On the sidewalk a boy shouted the headlines and pushed a paper at a woman who shook her head and kept walking. I watched his mouth and didn’t hear a word. I pressed my thumb into the wreath on the button until it hurt.
I walked again, not to my mother’s flat but past the church, past the grocer, past the cafés where men gesture and argue until closing. I kept my anger company until it thinned enough to see through.
At a corner, where a peddler sold lottery tickets from a pole, I stopped. I took out the button and set it in my hand. I’d almost come undone, the thread between past and present stretched to breaking.
I put the button back in my pocket and turned in place. People flowed by. A tram bell clanged past.
When I finally walked to my mother’s building, I told myself I wasn’t going to knock. I was just looking. But rage came up fast, stupid as fire. My feet kept climbing as if I had no choice.
I stood in the stairwell staring at her door. I was gasping, soundless. The lace curtain moved. She was there, probably wondering why someone was breathing so loud in her hallway. She hears everything she thinks belongs to her.
The rage exploded. I pressed both hands to the wall to stay upright. For a wild second I wanted to kick the door, to scream until the whole building heard what she’d done. Instead I found myself laughing—sharp, broken sounds I couldn’t stop. My mother’s hands, pushing a child toward strangers. Choosing herself. Always choosing herself.
I bit down on my knuckle to stop the laughter. The taste of my own skin brought me back. I tried to steady my hiccupping breath. My throat burned.
I swore then, I would not carry her story for her. I would carry my own. But even thinking it, my hand went to the button in my pocket and squeezed. How heavy was too heavy? How much could I actually carry?
I turned away, thinking to find the shop again by catching it from a different angle. But the stoa where it should have been had lost its depth. I ran my fingers over the plaster and came away chalked.
My yiayia used to say, Some doors only open when you aren’t looking for them. She also said, If you drop a truth in water, it will sink. If you stitch it into a hem, it will hold.

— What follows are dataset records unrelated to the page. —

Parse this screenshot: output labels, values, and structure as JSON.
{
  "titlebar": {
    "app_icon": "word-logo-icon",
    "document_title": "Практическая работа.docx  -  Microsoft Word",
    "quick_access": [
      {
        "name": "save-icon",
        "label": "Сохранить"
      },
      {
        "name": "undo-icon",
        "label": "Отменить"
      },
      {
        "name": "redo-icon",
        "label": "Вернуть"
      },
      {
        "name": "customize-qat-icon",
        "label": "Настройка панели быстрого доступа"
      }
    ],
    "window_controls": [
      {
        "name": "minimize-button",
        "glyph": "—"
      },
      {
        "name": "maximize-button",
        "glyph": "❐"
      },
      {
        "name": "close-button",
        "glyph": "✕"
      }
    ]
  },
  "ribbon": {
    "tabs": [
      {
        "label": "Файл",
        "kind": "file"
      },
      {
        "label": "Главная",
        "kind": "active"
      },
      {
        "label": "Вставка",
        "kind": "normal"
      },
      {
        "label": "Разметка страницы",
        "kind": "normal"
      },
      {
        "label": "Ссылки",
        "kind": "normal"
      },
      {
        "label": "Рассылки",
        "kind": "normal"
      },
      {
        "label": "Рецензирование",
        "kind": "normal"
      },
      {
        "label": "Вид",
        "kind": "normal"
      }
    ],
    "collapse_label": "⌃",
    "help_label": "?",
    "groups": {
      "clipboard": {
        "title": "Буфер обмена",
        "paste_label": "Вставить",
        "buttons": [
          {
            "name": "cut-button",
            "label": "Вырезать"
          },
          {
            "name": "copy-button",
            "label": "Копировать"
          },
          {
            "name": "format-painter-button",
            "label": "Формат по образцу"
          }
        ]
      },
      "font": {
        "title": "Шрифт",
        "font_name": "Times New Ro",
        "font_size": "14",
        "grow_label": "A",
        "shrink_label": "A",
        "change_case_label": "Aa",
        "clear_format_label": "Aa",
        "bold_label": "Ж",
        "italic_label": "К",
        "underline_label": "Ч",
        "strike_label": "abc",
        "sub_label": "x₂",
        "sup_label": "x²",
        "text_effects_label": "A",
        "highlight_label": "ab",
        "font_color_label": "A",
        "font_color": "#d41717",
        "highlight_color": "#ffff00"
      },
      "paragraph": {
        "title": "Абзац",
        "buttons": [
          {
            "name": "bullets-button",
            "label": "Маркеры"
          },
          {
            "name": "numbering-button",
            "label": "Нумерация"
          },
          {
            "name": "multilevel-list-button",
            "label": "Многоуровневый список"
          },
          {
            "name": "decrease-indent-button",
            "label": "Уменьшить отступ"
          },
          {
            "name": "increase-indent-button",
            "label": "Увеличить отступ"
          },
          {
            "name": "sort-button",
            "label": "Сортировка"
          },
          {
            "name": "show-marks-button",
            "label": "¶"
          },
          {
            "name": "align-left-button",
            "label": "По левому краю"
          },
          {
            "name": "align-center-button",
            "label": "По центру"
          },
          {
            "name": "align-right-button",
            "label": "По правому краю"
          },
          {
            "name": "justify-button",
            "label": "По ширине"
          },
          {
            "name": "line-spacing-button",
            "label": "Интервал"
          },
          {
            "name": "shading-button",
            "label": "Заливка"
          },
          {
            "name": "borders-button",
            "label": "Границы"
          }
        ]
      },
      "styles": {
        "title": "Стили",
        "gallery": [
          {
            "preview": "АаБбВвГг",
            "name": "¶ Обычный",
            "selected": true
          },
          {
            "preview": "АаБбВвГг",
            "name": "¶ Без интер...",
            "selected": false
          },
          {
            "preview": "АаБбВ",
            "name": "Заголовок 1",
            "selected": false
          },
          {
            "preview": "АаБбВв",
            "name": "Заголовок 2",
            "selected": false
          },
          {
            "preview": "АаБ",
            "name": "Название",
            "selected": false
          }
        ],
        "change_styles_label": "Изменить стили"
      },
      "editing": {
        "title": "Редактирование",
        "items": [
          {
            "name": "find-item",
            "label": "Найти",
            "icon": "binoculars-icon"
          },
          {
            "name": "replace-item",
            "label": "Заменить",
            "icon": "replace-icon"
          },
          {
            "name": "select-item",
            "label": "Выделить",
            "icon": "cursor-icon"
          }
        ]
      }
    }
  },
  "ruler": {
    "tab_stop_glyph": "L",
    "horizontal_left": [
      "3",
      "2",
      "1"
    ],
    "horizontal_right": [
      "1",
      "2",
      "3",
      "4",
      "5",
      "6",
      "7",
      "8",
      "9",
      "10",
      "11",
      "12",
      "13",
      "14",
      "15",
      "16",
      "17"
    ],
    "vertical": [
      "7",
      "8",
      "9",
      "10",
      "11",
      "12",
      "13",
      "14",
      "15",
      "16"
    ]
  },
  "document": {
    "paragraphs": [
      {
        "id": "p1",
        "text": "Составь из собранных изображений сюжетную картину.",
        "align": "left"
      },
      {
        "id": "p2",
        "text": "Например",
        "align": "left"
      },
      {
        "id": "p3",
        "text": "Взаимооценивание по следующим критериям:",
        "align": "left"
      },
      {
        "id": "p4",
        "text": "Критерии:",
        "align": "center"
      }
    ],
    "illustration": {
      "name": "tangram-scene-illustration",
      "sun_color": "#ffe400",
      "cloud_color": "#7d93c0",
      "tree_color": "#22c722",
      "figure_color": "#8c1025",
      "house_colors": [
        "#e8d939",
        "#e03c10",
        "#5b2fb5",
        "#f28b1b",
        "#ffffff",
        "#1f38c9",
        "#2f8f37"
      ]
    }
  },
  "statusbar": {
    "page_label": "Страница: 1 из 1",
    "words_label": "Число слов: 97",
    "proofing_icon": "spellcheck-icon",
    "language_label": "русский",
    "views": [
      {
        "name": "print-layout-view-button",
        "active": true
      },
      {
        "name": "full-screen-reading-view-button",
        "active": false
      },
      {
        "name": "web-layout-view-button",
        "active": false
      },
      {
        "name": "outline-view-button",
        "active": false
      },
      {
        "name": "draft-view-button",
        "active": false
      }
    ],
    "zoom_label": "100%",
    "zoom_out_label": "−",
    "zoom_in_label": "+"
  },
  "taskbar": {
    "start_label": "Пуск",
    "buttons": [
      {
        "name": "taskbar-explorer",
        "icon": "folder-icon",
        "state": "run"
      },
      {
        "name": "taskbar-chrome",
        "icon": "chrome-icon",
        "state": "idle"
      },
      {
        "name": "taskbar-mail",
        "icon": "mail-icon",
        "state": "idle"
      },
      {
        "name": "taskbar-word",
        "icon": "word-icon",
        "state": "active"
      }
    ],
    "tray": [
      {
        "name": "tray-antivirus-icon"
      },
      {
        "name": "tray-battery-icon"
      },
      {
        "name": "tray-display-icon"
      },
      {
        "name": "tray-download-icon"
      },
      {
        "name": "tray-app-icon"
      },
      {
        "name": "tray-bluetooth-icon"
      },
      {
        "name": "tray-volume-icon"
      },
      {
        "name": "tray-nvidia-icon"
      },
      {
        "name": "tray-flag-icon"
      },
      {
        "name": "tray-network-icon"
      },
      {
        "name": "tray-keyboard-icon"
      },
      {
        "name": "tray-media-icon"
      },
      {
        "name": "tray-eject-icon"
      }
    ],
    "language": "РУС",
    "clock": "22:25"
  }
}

I put my fist in my pocket and felt the button’s roundness against my knuckles. I wanted to throw it into the gutter. Instead, I gripped it tighter until the ache in my palm steadied me.
The past had refused to stay buried, and I didn’t get to choose whether I liked the timing. It came up in my hand like a coin I didn’t remember earning. It changed the price of everything after.